The Workforce Innovation and Opportunity Act (WIOA) is the primary federal legislation governing federal workforce development programs. It is designed to help job seekers access employment, education, training, and support services to succeed in the labor market and to match employers with the skilled workers they need to compete in the global economy. The latest reauthorization emphasized an increased coordination and cohesion among federal workforce development programs, including Perkins, instead of them working independent of one another. They accomplished this by aligning the language of definitions, requiring that postsecondary CTE institutions be a local infrastructure partner, and giving states the option to do a combined state plan that meets the planning requirements for WIOA’s core programs and at least one other federal program, among others. WIOA supersedes the Workforce Investment Act of 1998 and amends the Adult Education and Family Literacy Act, the Wagner-Peyser Act, and the Rehabilitation Act of 1973.
Programs under WIOA are authorized through FY 2020, which means they expired starting October 1, 2020, although they remain funded through the appropriations process. Both parties in Congress have acknowledged the importance of WIOA programs and expressed desire to reauthorize the legislation, but no legislation has been introduced. The House held several hearings last year, and is currently engaged in bipartisan negotiations on a reauthorization bill, which could be released later this spring. To add historical context, it took Congress 14 years after the Workforce Investment Act (WIA) of 1998 expired to pass WIOA.
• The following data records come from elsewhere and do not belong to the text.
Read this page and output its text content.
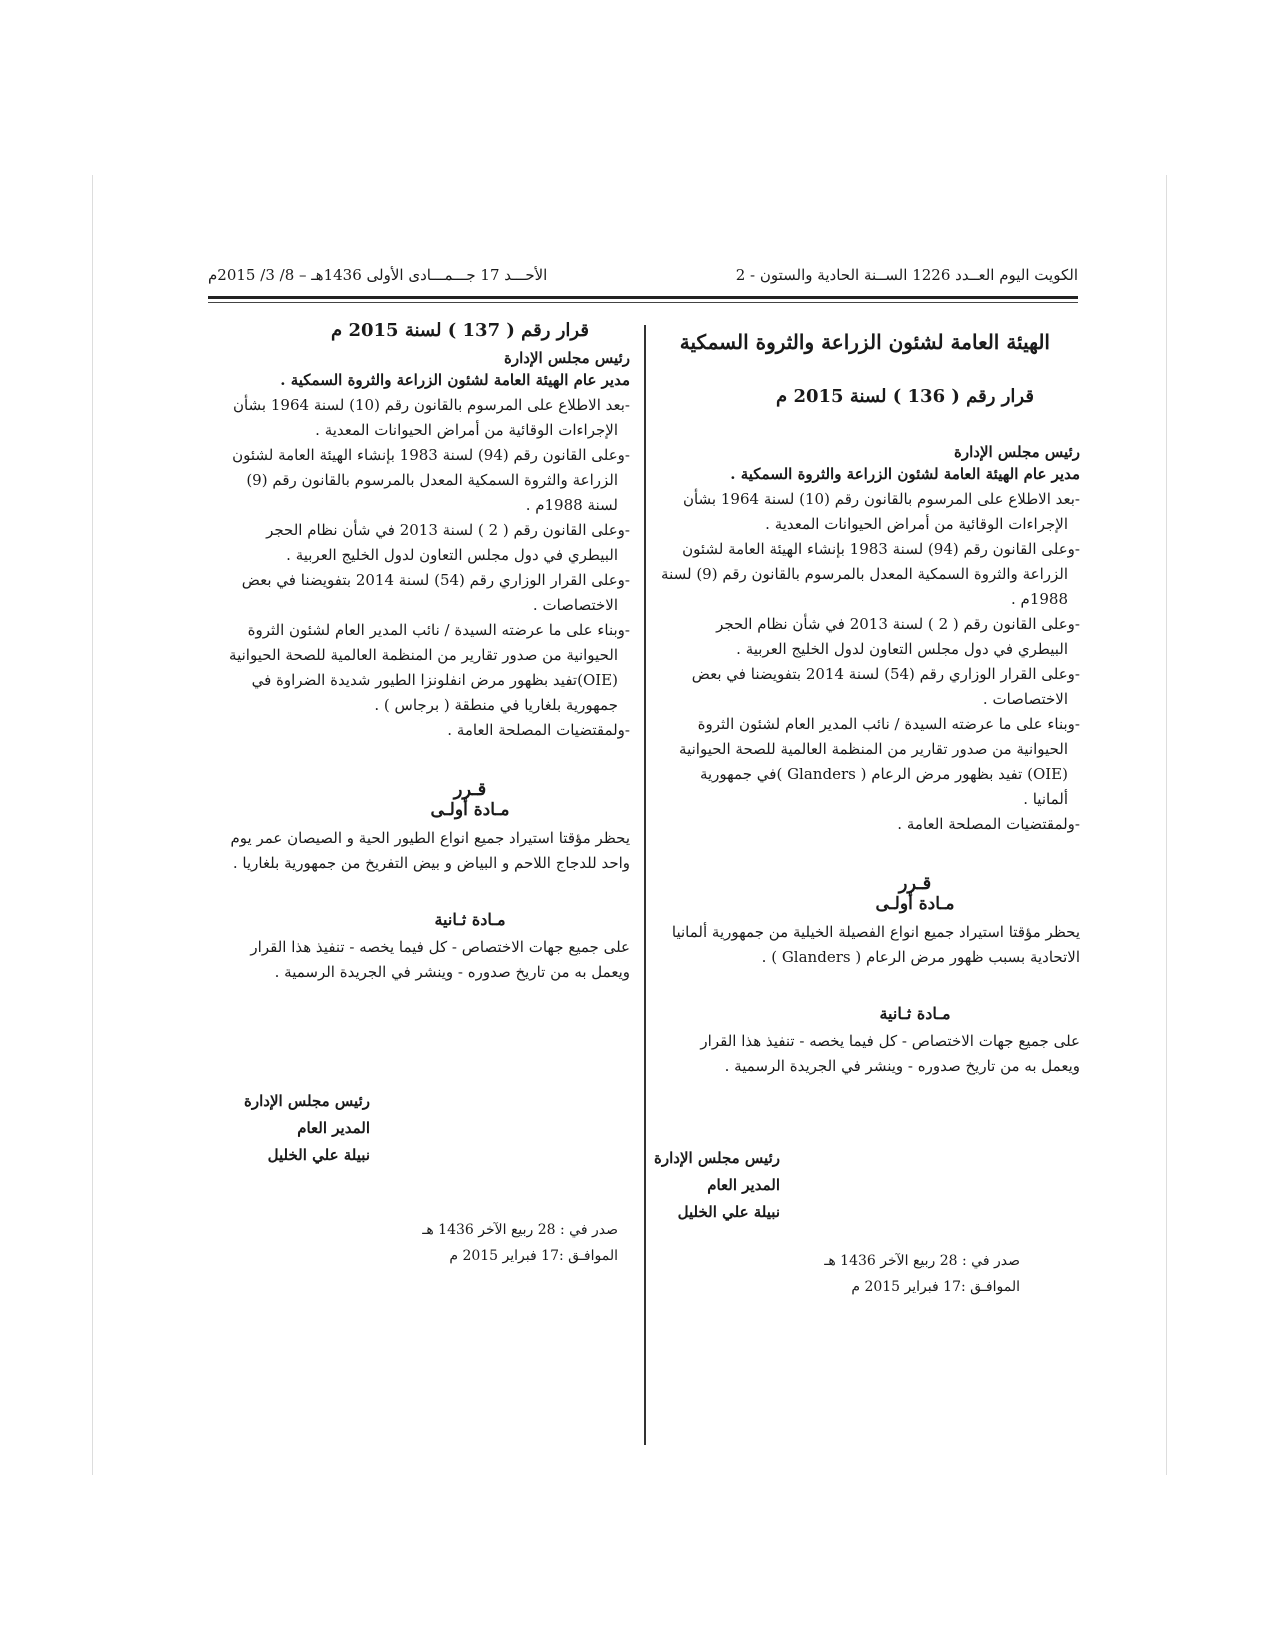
الكويت اليوم العــدد 1226 الســنة الحادية والستون - 2
الأحـــد 17 جـــمـــادى الأولى 1436هـ – 8/ 3/ 2015م

الهيئة العامة لشئون الزراعة والثروة السمكية

قرار رقم ( 136 ) لسنة 2015 م

رئيس مجلس الإدارة

مدير عام الهيئة العامة لشئون الزراعة والثروة السمكية .

-بعد الاطلاع على المرسوم بالقانون رقم (10) لسنة 1964 بشأن
الإجراءات الوقائية من أمراض الحيوانات المعدية .

-وعلى القانون رقم (94) لسنة 1983 بإنشاء الهيئة العامة لشئون
الزراعة والثروة السمكية المعدل بالمرسوم بالقانون رقم (9) لسنة 1988م .

-وعلى القانون رقم ( 2 ) لسنة 2013 في شأن نظام الحجر
البيطري في دول مجلس التعاون لدول الخليج العربية .

-وعلى القرار الوزاري رقم (54) لسنة 2014 بتفويضنا في بعض
الاختصاصات .

-وبناء على ما عرضته السيدة / نائب المدير العام لشئون الثروة
الحيوانية من صدور تقارير من المنظمة العالمية للصحة الحيوانية (OIE) تفيد بظهور مرض الرعام ( Glanders )في جمهورية ألمانيا .

-ولمقتضيات المصلحة العامة .

قـرر

مـادة أولـى

يحظر مؤقتا استيراد جميع انواع الفصيلة الخيلية من جمهورية ألمانيا الاتحادية بسبب ظهور مرض الرعام ( Glanders ) .

مـادة ثـانية

على جميع جهات الاختصاص - كل فيما يخصه - تنفيذ هذا القرار ويعمل به من تاريخ صدوره - وينشر في الجريدة الرسمية .

رئيس مجلس الإدارة

المدير العام

نبيلة علي الخليل

صدر في : 28 ربيع الآخر 1436 هـ

الموافـق :17 فبراير 2015 م

قرار رقم ( 137 ) لسنة 2015 م

رئيس مجلس الإدارة

مدير عام الهيئة العامة لشئون الزراعة والثروة السمكية .

-بعد الاطلاع على المرسوم بالقانون رقم (10) لسنة 1964 بشأن
الإجراءات الوقائية من أمراض الحيوانات المعدية .

-وعلى القانون رقم (94) لسنة 1983 بإنشاء الهيئة العامة لشئون
الزراعة والثروة السمكية المعدل بالمرسوم بالقانون رقم (9) لسنة 1988م .

-وعلى القانون رقم ( 2 ) لسنة 2013 في شأن نظام الحجر
البيطري في دول مجلس التعاون لدول الخليج العربية .

-وعلى القرار الوزاري رقم (54) لسنة 2014 بتفويضنا في بعض
الاختصاصات .

-وبناء على ما عرضته السيدة / نائب المدير العام لشئون الثروة
الحيوانية من صدور تقارير من المنظمة العالمية للصحة الحيوانية (OIE)تفيد بظهور مرض انفلونزا الطيور شديدة الضراوة في جمهورية بلغاريا في منطقة ( برجاس ) .

-ولمقتضيات المصلحة العامة .

قـرر

مـادة أولـى

يحظر مؤقتا استيراد جميع انواع الطيور الحية و الصيصان عمر يوم واحد للدجاج اللاحم و البياض و بيض التفريخ من جمهورية بلغاريا .

مـادة ثـانية

على جميع جهات الاختصاص - كل فيما يخصه - تنفيذ هذا القرار ويعمل به من تاريخ صدوره - وينشر في الجريدة الرسمية .

رئيس مجلس الإدارة

المدير العام

نبيلة علي الخليل

صدر في : 28 ربيع الآخر 1436 هـ

الموافـق :17 فبراير 2015 م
The Temporary Assistance for Needy Families (TANF) block grant was created under a 1996 welfare reform bill, the Personal Responsibility and Work Opportunity Reconciliation Act (P.L. 104-193). It was designed to replace the Aid to Families with Dependent Children (AFDC) program.
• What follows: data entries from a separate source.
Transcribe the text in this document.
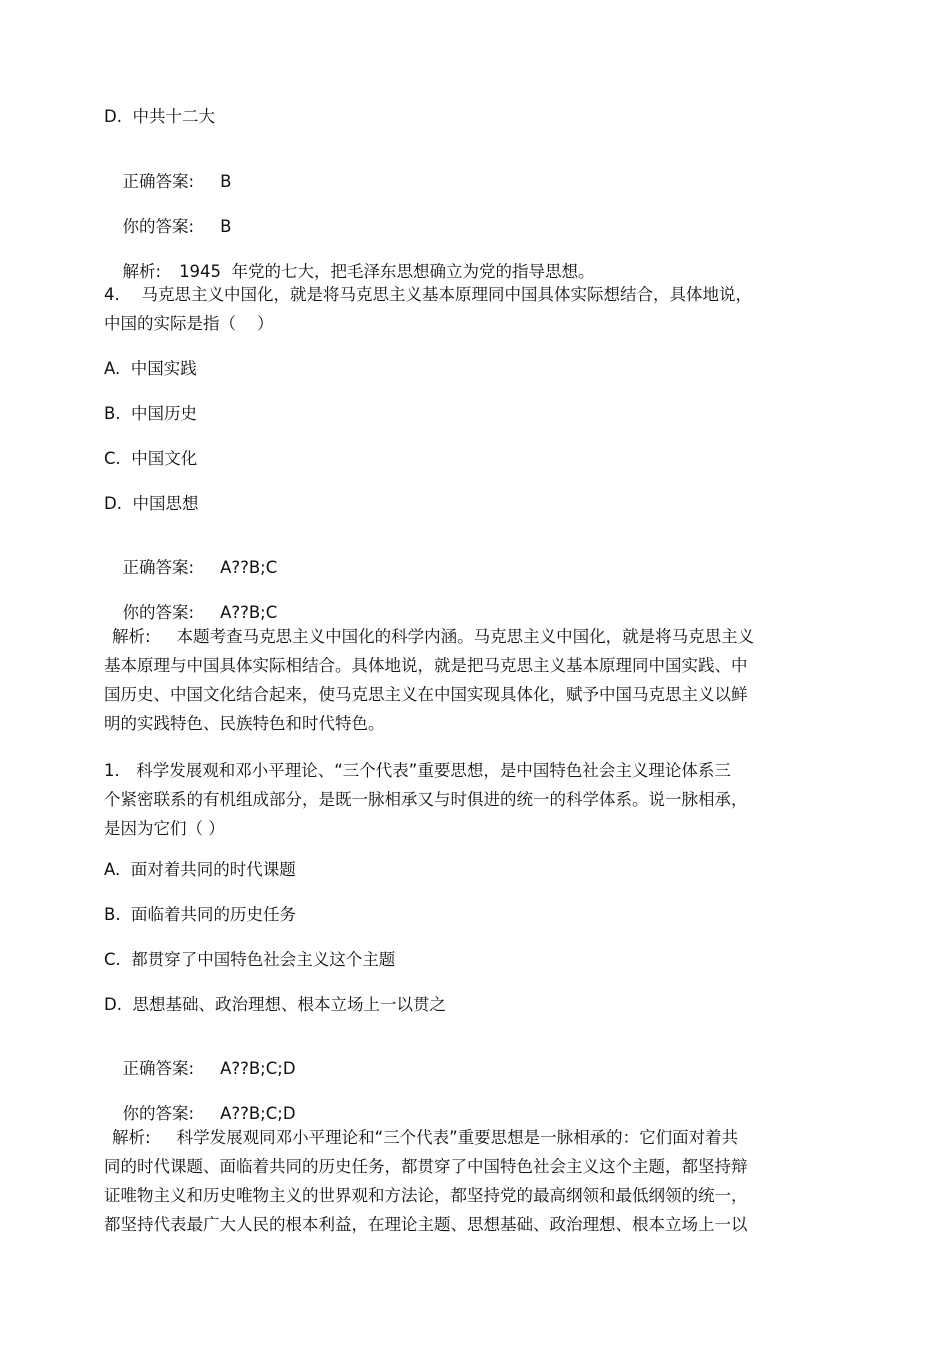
D.  中共十二大

正确答案: B

你的答案: B

解析: 1945  年党的七大，把毛泽东思想确立为党的指导思想。

4．  马克思主义中国化，就是将马克思主义基本原理同中国具体实际想结合，具体地说，
中国的实际是指（    ）
A.  中国实践
B.  中国历史
C.  中国文化
D.  中国思想

正确答案: A??B;C

你的答案: A??B;C

解析: 本题考查马克思主义中国化的科学内涵。马克思主义中国化，就是将马克思主义
基本原理与中国具体实际相结合。具体地说，就是把马克思主义基本原理同中国实践、中
国历史、中国文化结合起来，使马克思主义在中国实现具体化，赋予中国马克思主义以鲜
明的实践特色、民族特色和时代特色。
1． 科学发展观和邓小平理论、“三个代表”重要思想，是中国特色社会主义理论体系三
个紧密联系的有机组成部分，是既一脉相承又与时俱进的统一的科学体系。说一脉相承，
是因为它们（ ）
A.  面对着共同的时代课题
B.  面临着共同的历史任务
C.  都贯穿了中国特色社会主义这个主题
D.  思想基础、政治理想、根本立场上一以贯之

正确答案: A??B;C;D

你的答案: A??B;C;D

解析: 科学发展观同邓小平理论和“三个代表”重要思想是一脉相承的：它们面对着共
同的时代课题、面临着共同的历史任务，都贯穿了中国特色社会主义这个主题，都坚持辩
证唯物主义和历史唯物主义的世界观和方法论，都坚持党的最高纲领和最低纲领的统一，
都坚持代表最广大人民的根本利益，在理论主题、思想基础、政治理想、根本立场上一以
TANF’s overall purpose is to “increase the flexibility of states” to meet four statutory goals: (1) provide assistance to needy families so that children may remain in their homes; (2) reduce dependency of needy parents on government benefits through work, job preparation, and marriage; (3) reduce out-of-wedlock pregnancies; and (4) promote the formation and maintenance of two-parent families. The 1996 welfare reform law and the creation of TANF altered the federal rules that applied to states for their cash assistance programs. It also established a broad-purpose block grant that provides funds to states to address both the effects and root causes of childhood economic disadvantage.
Most TANF policies still in effect date back to the 1996 welfare reform law. As for its funding, it was originally authorized through the end of FY 2002, with most of the legislative activity since then being short-term funding extensions. Since TANF’s inception, there has been only one long-term extension —The Deficit Reduction Act (DRA) of 2005—which extended it from FY 2006 through the end of FY 2010. The DRA also made changes to TANF work rules and established a program of competitive grants mostly to community-based organizations for healthy marriage and responsible fatherhood initiatives. Since the end of FY2010, TANF has again been funded by a series of short-term extensions and is awaiting congressional reauthorization.